As you can imagine, the results would be all over the map. You’d get a kid having a tough day who would vent in English and then write a list of 20 Spanish words at the end. You’d get a kid writing beautiful Spanish poetry that made me cry. But the free write was all about getting them to push their boundaries, test new language, build connections, and get their thoughts on paper. Give them some amazing, heartfelt feedback to encourage that vulnerable language creation, and you’re building a connection that they (we all!!) desperately need right now.

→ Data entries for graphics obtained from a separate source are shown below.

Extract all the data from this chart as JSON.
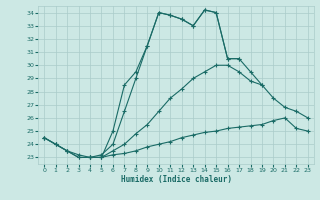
{
  "xlabel": "Humidex (Indice chaleur)",
  "background_color": "#cce8e4",
  "grid_color": "#aaccca",
  "line_color": "#1a6b66",
  "xlim": [
    -0.5,
    23.5
  ],
  "ylim": [
    22.5,
    34.5
  ],
  "yticks": [
    23,
    24,
    25,
    26,
    27,
    28,
    29,
    30,
    31,
    32,
    33,
    34
  ],
  "xticks": [
    0,
    1,
    2,
    3,
    4,
    5,
    6,
    7,
    8,
    9,
    10,
    11,
    12,
    13,
    14,
    15,
    16,
    17,
    18,
    19,
    20,
    21,
    22,
    23
  ],
  "lines": [
    {
      "x": [
        0,
        1,
        2,
        3,
        4,
        5,
        6,
        7,
        8,
        9,
        10,
        11,
        12,
        13,
        14,
        15,
        16,
        17,
        18,
        19,
        20,
        21,
        22,
        23
      ],
      "y": [
        24.5,
        24.0,
        23.5,
        23.0,
        23.0,
        23.0,
        25.0,
        28.5,
        29.5,
        31.5,
        34.0,
        33.8,
        33.5,
        33.0,
        34.2,
        34.0,
        30.5,
        30.5,
        null,
        null,
        null,
        null,
        null,
        null
      ]
    },
    {
      "x": [
        4,
        5,
        6,
        7,
        8,
        9,
        10,
        11,
        12,
        13,
        14,
        15,
        16,
        17,
        18,
        19,
        20,
        21,
        22,
        23
      ],
      "y": [
        23.0,
        23.2,
        24.0,
        26.5,
        29.0,
        31.5,
        34.0,
        33.8,
        33.5,
        33.0,
        34.2,
        34.0,
        30.5,
        30.5,
        29.5,
        28.5,
        null,
        null,
        null,
        null
      ]
    },
    {
      "x": [
        0,
        1,
        2,
        3,
        4,
        5,
        6,
        7,
        8,
        9,
        10,
        11,
        12,
        13,
        14,
        15,
        16,
        17,
        18,
        19,
        20,
        21,
        22,
        23
      ],
      "y": [
        24.5,
        24.0,
        23.5,
        23.2,
        23.0,
        23.0,
        23.5,
        24.0,
        24.8,
        25.5,
        26.5,
        27.5,
        28.2,
        29.0,
        29.5,
        30.0,
        30.0,
        29.5,
        28.8,
        28.5,
        27.5,
        26.8,
        26.5,
        26.0
      ]
    },
    {
      "x": [
        0,
        1,
        2,
        3,
        4,
        5,
        6,
        7,
        8,
        9,
        10,
        11,
        12,
        13,
        14,
        15,
        16,
        17,
        18,
        19,
        20,
        21,
        22,
        23
      ],
      "y": [
        24.5,
        24.0,
        23.5,
        23.0,
        23.0,
        23.0,
        23.2,
        23.3,
        23.5,
        23.8,
        24.0,
        24.2,
        24.5,
        24.7,
        24.9,
        25.0,
        25.2,
        25.3,
        25.4,
        25.5,
        25.8,
        26.0,
        25.2,
        25.0
      ]
    }
  ]
}
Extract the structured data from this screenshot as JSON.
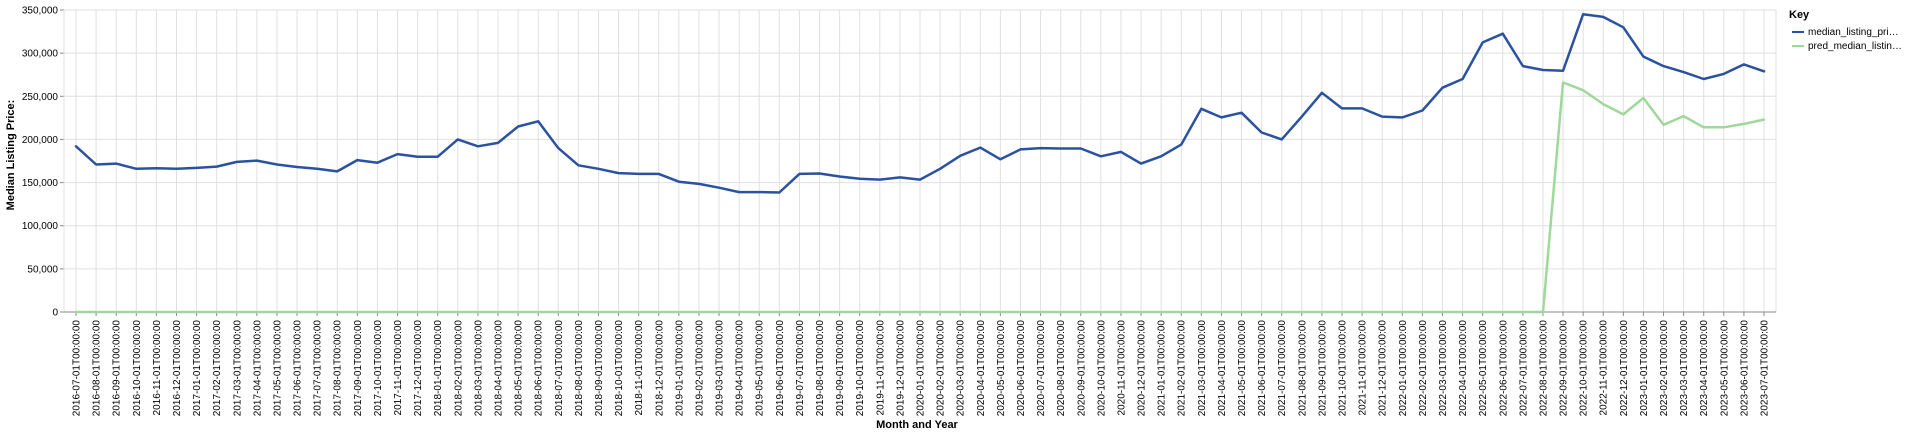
{
  "chart_data": {
    "type": "line",
    "xlabel": "Month and Year",
    "ylabel": "Median Listing Price:",
    "ylim": [
      0,
      350000
    ],
    "y_ticks": [
      0,
      50000,
      100000,
      150000,
      200000,
      250000,
      300000,
      350000
    ],
    "grid": true,
    "legend": {
      "title": "Key",
      "placement": "top-right",
      "entries": [
        "median_listing_pri…",
        "pred_median_listin…"
      ]
    },
    "colors": {
      "actual": "#2b52a0",
      "predicted": "#9fd89b",
      "grid": "#e0e0e0"
    },
    "x": [
      "2016-07-01T00:00:00",
      "2016-08-01T00:00:00",
      "2016-09-01T00:00:00",
      "2016-10-01T00:00:00",
      "2016-11-01T00:00:00",
      "2016-12-01T00:00:00",
      "2017-01-01T00:00:00",
      "2017-02-01T00:00:00",
      "2017-03-01T00:00:00",
      "2017-04-01T00:00:00",
      "2017-05-01T00:00:00",
      "2017-06-01T00:00:00",
      "2017-07-01T00:00:00",
      "2017-08-01T00:00:00",
      "2017-09-01T00:00:00",
      "2017-10-01T00:00:00",
      "2017-11-01T00:00:00",
      "2017-12-01T00:00:00",
      "2018-01-01T00:00:00",
      "2018-02-01T00:00:00",
      "2018-03-01T00:00:00",
      "2018-04-01T00:00:00",
      "2018-05-01T00:00:00",
      "2018-06-01T00:00:00",
      "2018-07-01T00:00:00",
      "2018-08-01T00:00:00",
      "2018-09-01T00:00:00",
      "2018-10-01T00:00:00",
      "2018-11-01T00:00:00",
      "2018-12-01T00:00:00",
      "2019-01-01T00:00:00",
      "2019-02-01T00:00:00",
      "2019-03-01T00:00:00",
      "2019-04-01T00:00:00",
      "2019-05-01T00:00:00",
      "2019-06-01T00:00:00",
      "2019-07-01T00:00:00",
      "2019-08-01T00:00:00",
      "2019-09-01T00:00:00",
      "2019-10-01T00:00:00",
      "2019-11-01T00:00:00",
      "2019-12-01T00:00:00",
      "2020-01-01T00:00:00",
      "2020-02-01T00:00:00",
      "2020-03-01T00:00:00",
      "2020-04-01T00:00:00",
      "2020-05-01T00:00:00",
      "2020-06-01T00:00:00",
      "2020-07-01T00:00:00",
      "2020-08-01T00:00:00",
      "2020-09-01T00:00:00",
      "2020-10-01T00:00:00",
      "2020-11-01T00:00:00",
      "2020-12-01T00:00:00",
      "2021-01-01T00:00:00",
      "2021-02-01T00:00:00",
      "2021-03-01T00:00:00",
      "2021-04-01T00:00:00",
      "2021-05-01T00:00:00",
      "2021-06-01T00:00:00",
      "2021-07-01T00:00:00",
      "2021-08-01T00:00:00",
      "2021-09-01T00:00:00",
      "2021-10-01T00:00:00",
      "2021-11-01T00:00:00",
      "2021-12-01T00:00:00",
      "2022-01-01T00:00:00",
      "2022-02-01T00:00:00",
      "2022-03-01T00:00:00",
      "2022-04-01T00:00:00",
      "2022-05-01T00:00:00",
      "2022-06-01T00:00:00",
      "2022-07-01T00:00:00",
      "2022-08-01T00:00:00",
      "2022-09-01T00:00:00",
      "2022-10-01T00:00:00",
      "2022-11-01T00:00:00",
      "2022-12-01T00:00:00",
      "2023-01-01T00:00:00",
      "2023-02-01T00:00:00",
      "2023-03-01T00:00:00",
      "2023-04-01T00:00:00",
      "2023-05-01T00:00:00",
      "2023-06-01T00:00:00",
      "2023-07-01T00:00:00"
    ],
    "x_tick_labels": [
      "2016-07-01T00:00:00",
      "2016-08-01T00:00:00",
      "2016-09-01T00:00:00",
      "2016-10-01T00:00:00",
      "2016-11-01T00:00:00",
      "2016-12-01T00:00:00",
      "2017-01-01T00:00:00",
      "2017-02-01T00:00:00",
      "2017-03-01T00:00:00",
      "2017-04-01T00:00:00",
      "2017-05-01T00:00:00",
      "2017-06-01T00:00:00",
      "2017-07-01T00:00:00",
      "2017-08-01T00:00:00",
      "2017-09-01T00:00:00",
      "2017-10-01T00:00:00",
      "2017-11-01T00:00:00",
      "2017-12-01T00:00:00",
      "2018-01-01T00:00:00",
      "2018-02-01T00:00:00",
      "2018-03-01T00:00:00",
      "2018-04-01T00:00:00",
      "2018-05-01T00:00:00",
      "2018-06-01T00:00:00",
      "2018-07-01T00:00:00",
      "2018-08-01T00:00:00",
      "2018-09-01T00:00:00",
      "2018-10-01T00:00:00",
      "2018-11-01T00:00:00",
      "2018-12-01T00:00:00",
      "2019-01-01T00:00:00",
      "2019-02-01T00:00:00",
      "2019-03-01T00:00:00",
      "2019-04-01T00:00:00",
      "2019-05-01T00:00:00",
      "2019-06-01T00:00:00",
      "2019-07-01T00:00:00",
      "2019-08-01T00:00:00",
      "2019-09-01T00:00:00",
      "2019-10-01T00:00:00",
      "2019-11-01T00:00:00",
      "2019-12-01T00:00:00",
      "2020-01-01T00:00:00",
      "2020-02-01T00:00:00",
      "2020-03-01T00:00:00",
      "2020-04-01T00:00:00",
      "2020-05-01T00:00:00",
      "2020-06-01T00:00:00",
      "2020-07-01T00:00:00",
      "2020-08-01T00:00:00",
      "2020-09-01T00:00:00",
      "2020-10-01T00:00:00",
      "2020-11-01T00:00:00",
      "2020-12-01T00:00:00",
      "2021-01-01T00:00:00",
      "2021-02-01T00:00:00",
      "2021-03-01T00:00:00",
      "2021-04-01T00:00:00",
      "2021-05-01T00:00:00",
      "2021-06-01T00:00:00",
      "2021-07-01T00:00:00",
      "2021-08-01T00:00:00",
      "2021-09-01T00:00:00",
      "2021-10-01T00:00:00",
      "2021-11-01T00:00:00",
      "2021-12-01T00:00:00",
      "2022-01-01T00:00:00",
      "2022-02-01T00:00:00",
      "2022-03-01T00:00:00",
      "2022-04-01T00:00:00",
      "2022-05-01T00:00:00",
      "2022-06-01T00:00:00",
      "2022-07-01T00:00:00",
      "2022-08-01T00:00:00",
      "2022-09-01T00:00:00",
      "2022-10-01T00:00:00",
      "2022-11-01T00:00:00",
      "2022-12-01T00:00:00",
      "2023-01-01T00:00:00",
      "2023-02-01T00:00:00",
      "2023-03-01T00:00:00",
      "2023-04-01T00:00:00",
      "2023-05-01T00:00:00",
      "2023-06-01T00:00:00",
      "2023-07-01T00:00:00"
    ],
    "series": [
      {
        "name": "median_listing_pri…",
        "values": [
          192000,
          171000,
          172000,
          166000,
          166500,
          166000,
          167000,
          168500,
          174000,
          175500,
          171000,
          168000,
          166000,
          163000,
          176000,
          173000,
          183000,
          180000,
          180000,
          200000,
          192000,
          196000,
          215000,
          221000,
          190000,
          170000,
          166000,
          161000,
          160000,
          160000,
          151000,
          148500,
          144000,
          139000,
          139000,
          138500,
          160000,
          160500,
          157000,
          154500,
          153500,
          156000,
          153500,
          166000,
          181000,
          190500,
          177000,
          188500,
          190000,
          189500,
          189500,
          180500,
          185500,
          172000,
          180500,
          194000,
          235500,
          225500,
          231000,
          208000,
          200000,
          226500,
          254000,
          236000,
          236000,
          226500,
          225500,
          233500,
          260000,
          270000,
          312500,
          322500,
          285000,
          280500,
          279500,
          345000,
          342000,
          330000,
          296000,
          285000,
          278000,
          270000,
          276000,
          287000,
          279000
        ]
      },
      {
        "name": "pred_median_listin…",
        "values": [
          0,
          0,
          0,
          0,
          0,
          0,
          0,
          0,
          0,
          0,
          0,
          0,
          0,
          0,
          0,
          0,
          0,
          0,
          0,
          0,
          0,
          0,
          0,
          0,
          0,
          0,
          0,
          0,
          0,
          0,
          0,
          0,
          0,
          0,
          0,
          0,
          0,
          0,
          0,
          0,
          0,
          0,
          0,
          0,
          0,
          0,
          0,
          0,
          0,
          0,
          0,
          0,
          0,
          0,
          0,
          0,
          0,
          0,
          0,
          0,
          0,
          0,
          0,
          0,
          0,
          0,
          0,
          0,
          0,
          0,
          0,
          0,
          0,
          0,
          266000,
          257000,
          241000,
          229000,
          248000,
          217000,
          227000,
          214000,
          214000,
          218000,
          223000
        ]
      }
    ]
  }
}
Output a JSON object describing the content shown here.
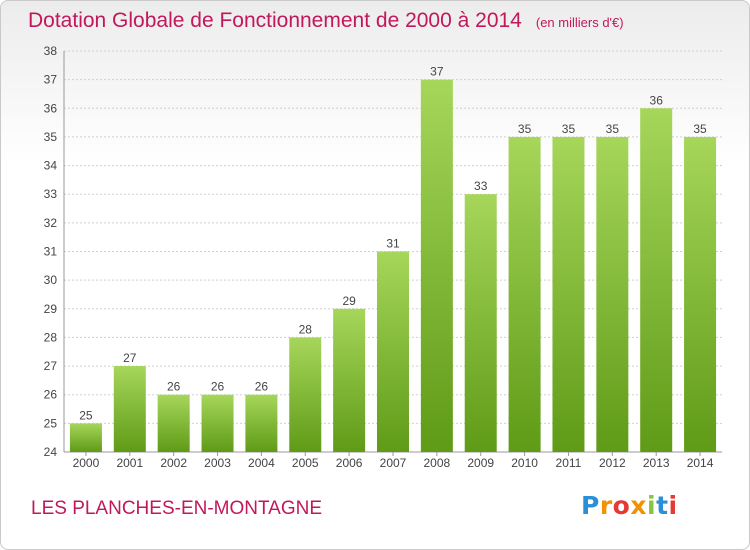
{
  "title": "Dotation Globale de Fonctionnement de 2000 à 2014",
  "unit": "(en milliers d'€)",
  "commune": "LES PLANCHES-EN-MONTAGNE",
  "logo": {
    "p": "P",
    "r": "r",
    "o": "o",
    "x": "x",
    "i1": "i",
    "t": "t",
    "i2": "i"
  },
  "colors": {
    "bar_top": "#a6d65a",
    "bar_bottom": "#5f9b17",
    "title": "#c2185b"
  },
  "chart_data": {
    "type": "bar",
    "categories": [
      "2000",
      "2001",
      "2002",
      "2003",
      "2004",
      "2005",
      "2006",
      "2007",
      "2008",
      "2009",
      "2010",
      "2011",
      "2012",
      "2013",
      "2014"
    ],
    "values": [
      25,
      27,
      26,
      26,
      26,
      28,
      29,
      31,
      37,
      33,
      35,
      35,
      35,
      36,
      35
    ],
    "ylim": [
      24,
      38
    ],
    "yticks": [
      24,
      25,
      26,
      27,
      28,
      29,
      30,
      31,
      32,
      33,
      34,
      35,
      36,
      37,
      38
    ],
    "grid": true
  }
}
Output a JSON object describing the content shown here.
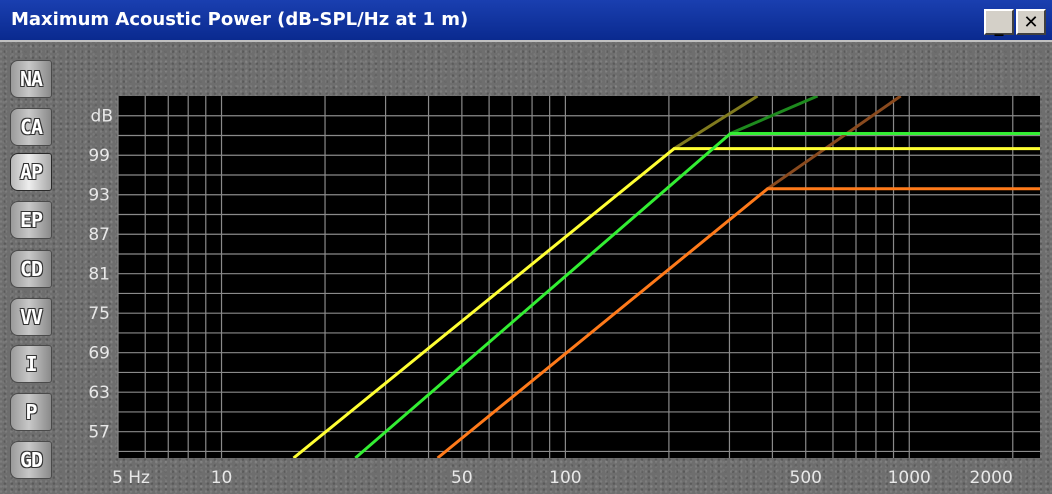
{
  "window": {
    "title": "Maximum Acoustic Power (dB-SPL/Hz at 1 m)",
    "minimize_label": "_",
    "close_label": "✕"
  },
  "tabs": [
    {
      "label": "NA",
      "active": false
    },
    {
      "label": "CA",
      "active": false
    },
    {
      "label": "AP",
      "active": true
    },
    {
      "label": "EP",
      "active": false
    },
    {
      "label": "CD",
      "active": false
    },
    {
      "label": "VV",
      "active": false
    },
    {
      "label": "I",
      "active": false
    },
    {
      "label": "P",
      "active": false
    },
    {
      "label": "GD",
      "active": false
    }
  ],
  "chart_data": {
    "type": "line",
    "title": "Maximum Acoustic Power (dB-SPL/Hz at 1 m)",
    "ylabel": "dB",
    "x_scale": "log",
    "xlim": [
      5,
      2400
    ],
    "ylim": [
      53,
      108
    ],
    "x_ticks": [
      {
        "value": 5,
        "label": "5 Hz"
      },
      {
        "value": 10,
        "label": "10"
      },
      {
        "value": 50,
        "label": "50"
      },
      {
        "value": 100,
        "label": "100"
      },
      {
        "value": 500,
        "label": "500"
      },
      {
        "value": 1000,
        "label": "1000"
      },
      {
        "value": 2000,
        "label": "2000"
      }
    ],
    "y_ticks": [
      57,
      63,
      69,
      75,
      81,
      87,
      93,
      99
    ],
    "grid": true,
    "background": "#000000",
    "series": [
      {
        "color": "#ffff33",
        "limit_color": "#807a1e",
        "x": [
          16.2,
          207,
          2400
        ],
        "y": [
          53,
          100,
          100
        ],
        "extension": {
          "x": [
            207,
            362
          ],
          "y": [
            100,
            108
          ]
        }
      },
      {
        "color": "#33ee33",
        "limit_color": "#1e8a1e",
        "x": [
          24.5,
          302,
          2400
        ],
        "y": [
          53,
          102.3,
          102.3
        ],
        "extension": {
          "x": [
            302,
            541
          ],
          "y": [
            102.3,
            108
          ]
        }
      },
      {
        "color": "#ff7a1a",
        "limit_color": "#8a4a1e",
        "x": [
          42.5,
          387,
          2400
        ],
        "y": [
          53,
          93.9,
          93.9
        ],
        "extension": {
          "x": [
            387,
            944
          ],
          "y": [
            93.9,
            108
          ]
        }
      }
    ]
  }
}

One of my favorite projects for self-expression is the six-word memoir, which I wrote about in a post here. The basic premise is that kids write an illustrated story of their life in exactly six words. It’s a project that gets kids producing language in their most creative, authentic way. You could definitely tweak it during this crazy time as well, have them talk about their memoir on Flipgrid, or simply upload all the final products to a Slide deck for them to share and comment on (or even write their guess for who wrote what and why!). It’s a project that I use at the beginning or end of the year, and the whole goal is to build connections and get kids expressing themselves authentically. I recommend it as a feel-good, non-curriculum project that you could do remotely during this hectic time. See the post for more specifics.
Hang in there
This is a time of sacrifice and inconvenience for us all, a time of crisis for many. Continue to be the light for your kids that they love you for and need you to be. We’ve got this.